The Tunguska centennial

Canada Day and U.S. Independence Day fireworks this week in honour of the countries’ 111th 141st* and 232nd birthdays, respectively, can’t hold a Roman candle to the natural fireworks that erupted in western Siberia exactly 100 years ago.

On June 30, 1908, at around 7:17 a.m. local time, natives and settlers near the Podkammennaya Tunguska river saw a column of blue light, nearly as bright as the sun, moving across the sky.

About ten minutes later, there was a flash, and a powerful shock wave ripped through the forest, flattening 80 million trees in a butterfly-shaped pattern over a total area of more than 2,000 square kilometers.

People were knocked off their feet and animals blown into the air. Windows broke in towns hundreds of kilometers away. Across Europe and Asia, seismographs registered an earthquake.

For days thereafter, so much dust hung in the upper atmosphere that nighttime skies glowed all over the world–so brightly, Londoners could read their newspapers outside at midnight.

Over the decades since, numerous expeditions have trekked to the remote region. It’s now estimated that the explosion was a thousand times more powerful than that of the atomic bomb that destroyed Hiroshima. And since no impact crater has been found, and trees at ground zero were left upright (though stripped of all bark and branches), it’s thought the mostly likely cause was an object from outer space hurtling into the atmosphere and exploding six to ten kilometers above the ground.

(Why did it explode so far up? Meteroids hit the atmosphere at more than 10 kilometres a second. Air simply can’t get out of the way of something moving that fast, so it compresses in front of the object, creating enormous heat and pressure. When the heat and pressure reach a critical point, the object violently disintegrates.)

The puzzling thing is that no one has ever found any fragments of the Tunguska object. That may mean that, rather than being a stony or metallic fragment of an asteroid, it may have been a piece of a comet. Not only do comets move at much higher speeds than a typical asteroid, so that a smaller object could pack a greater punch, they are essentially dirty snowballs. A fragment of ice and dust would have been completely vaporized in the explosion, leaving nothing behind to be found on the ground.

Since nobody knows exactly what the object was, nobody knows how big it was, either. Estimates range from three to 70 metres in diameter.

Researchers continue to explore the region. Three scientists from Italy think that the oval-shaped Lake Cheko, located about 10 kilometres from ground zero, may actually be a crater left behind by a metre-wide fragment of the object. Buried ten metres beneath its cone-shaped bottom is a dense object about that size. They hope to retrieve it on a future expedition.
A common claim (originally made in the Guinness Book of World Records in 1966) is that if the Tunguska object had struck 4 hours, 47 minutes later it would have obliterated St. Petersburg. That’s not true, because that only figures in the Earth’s rotation, not the planet’s movement through space: if the object hadn’t arrived just when it did, it would have missed Earth completely.

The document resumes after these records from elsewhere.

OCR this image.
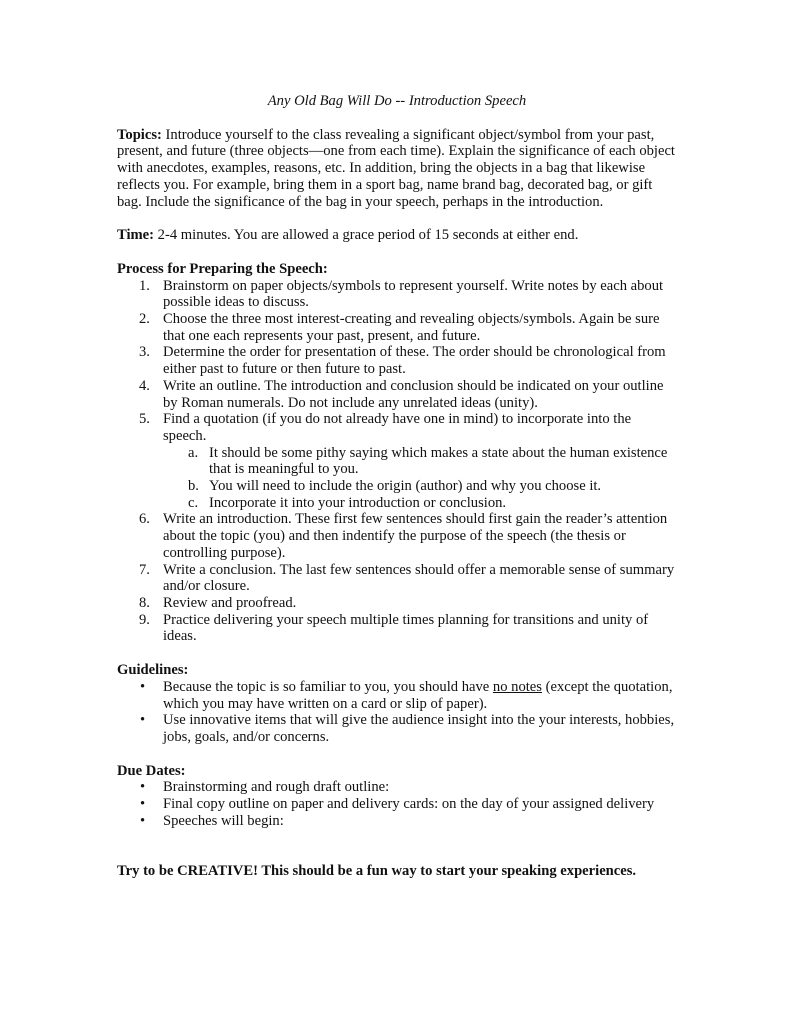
Any Old Bag Will Do -- Introduction Speech

Topics: Introduce yourself to the class revealing a significant object/symbol from your past, present, and future (three objects—one from each time). Explain the significance of each object with anecdotes, examples, reasons, etc. In addition, bring the objects in a bag that likewise reflects you. For example, bring them in a sport bag, name brand bag, decorated bag, or gift bag. Include the significance of the bag in your speech, perhaps in the introduction.

Time: 2-4 minutes. You are allowed a grace period of 15 seconds at either end.

Process for Preparing the Speech:

1. Brainstorm on paper objects/symbols to represent yourself. Write notes by each about possible ideas to discuss.
2. Choose the three most interest-creating and revealing objects/symbols. Again be sure that one each represents your past, present, and future.
3. Determine the order for presentation of these. The order should be chronological from either past to future or then future to past.
4. Write an outline. The introduction and conclusion should be indicated on your outline by Roman numerals. Do not include any unrelated ideas (unity).
5. Find a quotation (if you do not already have one in mind) to incorporate into the speech.
a. It should be some pithy saying which makes a state about the human existence that is meaningful to you.
b. You will need to include the origin (author) and why you choose it.
c. Incorporate it into your introduction or conclusion.
6. Write an introduction. These first few sentences should first gain the reader’s attention about the topic (you) and then indentify the purpose of the speech (the thesis or controlling purpose).
7. Write a conclusion. The last few sentences should offer a memorable sense of summary and/or closure.
8. Review and proofread.
9. Practice delivering your speech multiple times planning for transitions and unity of ideas.

Guidelines:

• Because the topic is so familiar to you, you should have no notes (except the quotation, which you may have written on a card or slip of paper).
• Use innovative items that will give the audience insight into the your interests, hobbies, jobs, goals, and/or concerns.

Due Dates:

• Brainstorming and rough draft outline:
• Final copy outline on paper and delivery cards: on the day of your assigned delivery
• Speeches will begin:

Try to be CREATIVE! This should be a fun way to start your speaking experiences.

Still, it’s sobering to think what a Tunguska-sized explosion would do to a modern city. And given enough time, something that big will undoubtedly hit the planet again…or something even larger and nastier will.

That’s why it’s important to try to identify as many potential threats as we can. Canadians are helping: after its 2010 launch, the Canadian-made NEOSSat (Near Earth Orbit Surveillance Satellite) will give Earth a new eye in the sky, a small but incredibly sensitive space telescope, that scientist can use to spot asteroids that cross Earth’s orbit and may therefore someday pose a threat.

It’s currently estimated there are 100,000 asteroids greater than 140 metres in diameter in near-Earth space. Fortunately, space is incredibly big…but an asteroid only has to get lucky once for us to have a really bad day, as bad as that day at Tunguska a hundred years ago…

…or, just possibly, inconceivably worse.

*UPDATE: For some reason I wrote this and even sent it ot the newspaper without noticing that I somehow misplaced 30 years in the first sentence and said this was the 111th birthday of Canada, when of course it’s the 141st.

Unless it’s still 1978. Which apparently in my head it is. Far out, man.